“‘[A]nti-capitalist’ movements [targeting corporations and transnational institutions like the IMF and World Bank] have been effective in bringing to light the devastating effects of ‘globalization’, especially in capturing the attention of the advanced [sic] capitalist world, which has long ignored the consequences of global capitalism. They have raised the consciousness of many people throughout the world, and they have offered the promise of new oppositional forces. But it may be that it some respects they are based on faulty premises. The conviction that global corporations are the ultimate source of globalization’s evils, and that the power of global capital is politically represented above all in supranational institutions like the WTO, may be based on the assumption that global capitalism behaves the way it does because it is global, rather than (or more than) because it is capitalist. The principle task for oppositional forces, it seems, is to target the instruments of capital’s global reach rather than to challenge the capitalist system itself.There are so many insightful articles, books, and films about corporate misdeeds, the destructiveness of transnational agencies, the culture and psychology of colonialism, and the history of US overt and covert foreign intervention. But too often they lack a firm appreciation of the economic forces at work (some otherwise useful books don’t even list capitalism in the index).** Meanwhile, good, readable general books on capitalist imperialism are hard to find.

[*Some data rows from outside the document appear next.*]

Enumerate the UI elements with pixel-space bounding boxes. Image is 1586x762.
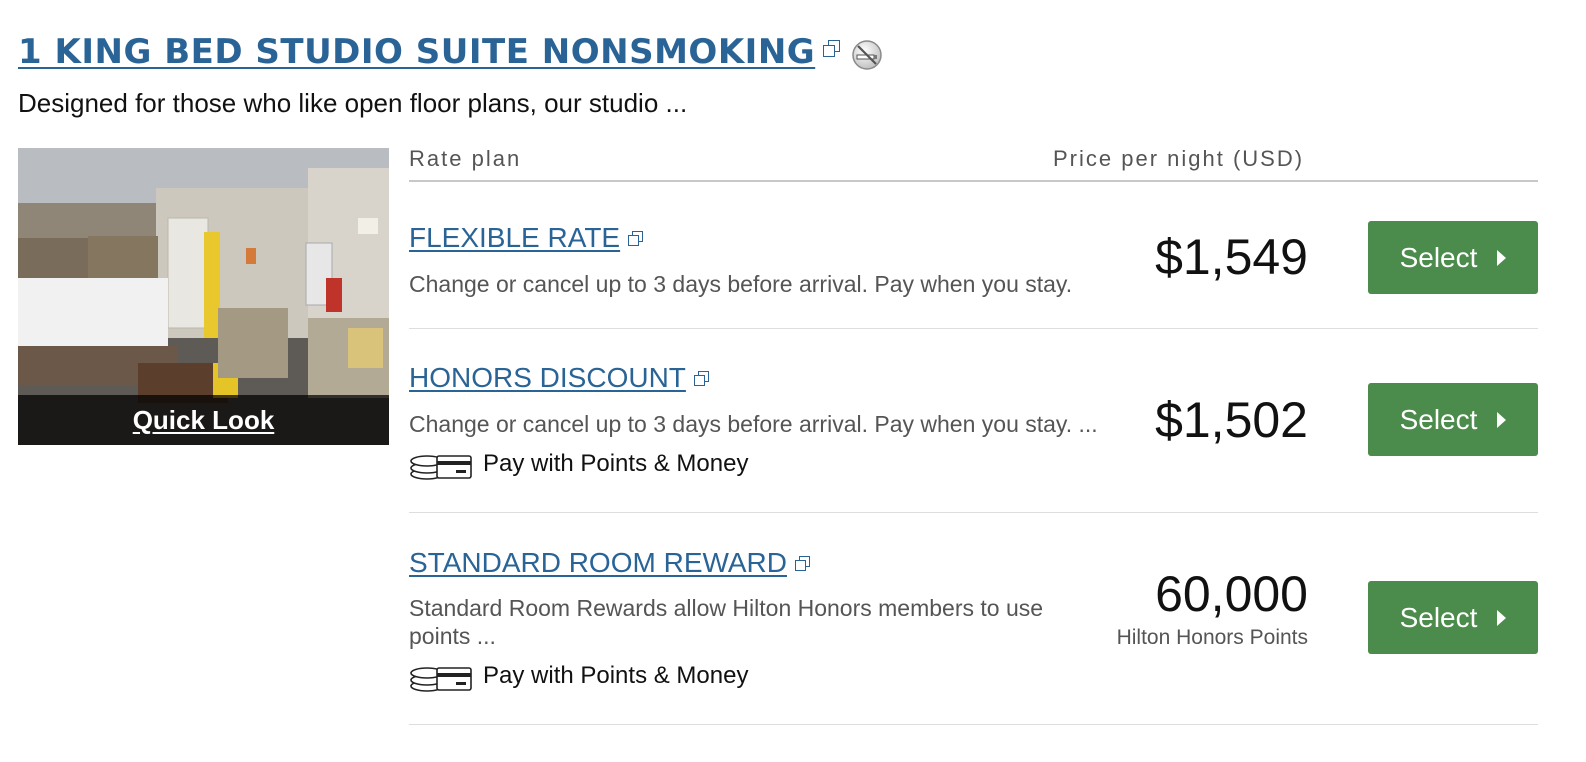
pay-with-points-money[interactable]: Pay with Points & Money: [409, 446, 748, 482]
price-header: Price per night (USD): [1053, 146, 1305, 171]
rate-price: $1,549: [1155, 229, 1308, 285]
rate-name-link[interactable]: STANDARD ROOM REWARD: [409, 547, 810, 579]
coins-card-icon: [410, 667, 472, 692]
rate-row: HONORS DISCOUNT Change or cancel up to 3…: [409, 329, 1538, 513]
rate-description: Change or cancel up to 3 days before arr…: [409, 271, 1073, 297]
select-button[interactable]: Select: [1368, 581, 1538, 654]
external-link-icon[interactable]: [795, 556, 810, 571]
room-description: Designed for those who like open floor p…: [18, 88, 688, 118]
no-smoking-icon: [852, 40, 882, 70]
caret-right-icon: [1497, 411, 1507, 428]
rate-name-link[interactable]: HONORS DISCOUNT: [409, 362, 709, 394]
quick-look-overlay: Quick Look: [18, 395, 389, 445]
rate-price: $1,502: [1155, 392, 1308, 448]
room-title-row: 1 KING BED STUDIO SUITE NONSMOKING: [18, 28, 883, 76]
external-link-icon[interactable]: [823, 40, 841, 57]
external-link-icon[interactable]: [628, 231, 644, 246]
points-unit-label: Hilton Honors Points: [1116, 626, 1308, 649]
rate-name-link[interactable]: FLEXIBLE RATE: [409, 222, 644, 254]
caret-right-icon: [1497, 249, 1507, 266]
quick-look-link[interactable]: Quick Look: [133, 405, 275, 436]
points-money-label[interactable]: Pay with Points & Money: [483, 450, 748, 478]
rate-description: Change or cancel up to 3 days before arr…: [409, 411, 1098, 437]
select-button[interactable]: Select: [1368, 221, 1538, 294]
rate-description: Standard Room Rewards allow Hilton Honor…: [409, 595, 1044, 649]
rate-points-price: 60,000: [1155, 566, 1308, 622]
pay-with-points-money[interactable]: Pay with Points & Money: [409, 658, 748, 694]
external-link-icon[interactable]: [693, 371, 709, 386]
select-button[interactable]: Select: [1368, 383, 1538, 456]
room-photo[interactable]: Quick Look: [18, 148, 389, 445]
rate-plan-header: Rate plan: [409, 146, 522, 171]
rate-table-header: Rate plan Price per night (USD): [409, 140, 1538, 182]
coins-card-icon: [410, 455, 472, 480]
room-title-link[interactable]: 1 KING BED STUDIO SUITE NONSMOKING: [18, 32, 815, 72]
rate-row: STANDARD ROOM REWARD Standard Room Rewar…: [409, 513, 1538, 725]
points-money-label[interactable]: Pay with Points & Money: [483, 662, 748, 690]
caret-right-icon: [1497, 609, 1507, 626]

In fact, many participants in movements of this kind are not so much anti-capitalist as anti-‘globalization’, or perhaps anti-neoliberal, or even just opposed to particularly malignant corporations. They assume that the detrimental effects of the capitalist system can be eliminated by taming global corporations or by making them more ‘ethical’, ‘responsible’, and socially conscious.
But even those who are more inclined to oppose the capitalist system itself may assume that the more global the capitalist economy becomes, the more global the political organization of capital will be. So, if globalization has made the national state increasingly irrelevant, anti-capitalist struggles must move immediately beyond the nation state, to the global institutions where the power of global capital truly lies.
We need to examine these assumptions critically, but not because anti-capitalist movements are wrong in their conviction that transnational corporations are doing great damage and need to be challenged, or that the WTO and the IMF are doing the work of global capital – which is certainly true. Nor are these movements wrong in their internationalism or their insistence on solidarity among oppositional forces throughout the world.* We need to scrutinize the relation between global capital and national states because even the effectiveness of international solidarity depends on an accurate assessment of the forces available to capital and those accessible to opposition.” – Ellen Meiksins Wood, Empire of Capital, pp. 137-139
Understanding capitalism’s tendencies and imperatives and how they shape political culture, domestic and foreign policy, and global power relations is indispensable for addressing every issue today. As the quote above suggests, it’s also essential for anyone fighting for a better, radically different world.
Ellen Meiksins Wood’s Empire of Capital - written as the Bush administration prepared the US invasion of Iraq - is the rare work that can help people develop such an understanding. If I were teaching these days, I would assign it. Refreshingly minimalist (I don’t know if it contains a single extraneous sentence), beautifully organized, and free of jargon, it makes its case clearly and thoughtfully. A book like this doesn’t, of course, replace more targeted studies, but it crucially contextualizes them.
* The insistence on solidarity seems to have been decreasing in recent years, leaving some struggles against, for example, trade policy open to exploitation or cooptation by nationalist and imperialist forces.
** This isn’t to argue that the authors themselves lack this appreciation, although this is sometimes the case. What’s important is that the arguments aren’t adequately situated within the capitalist context.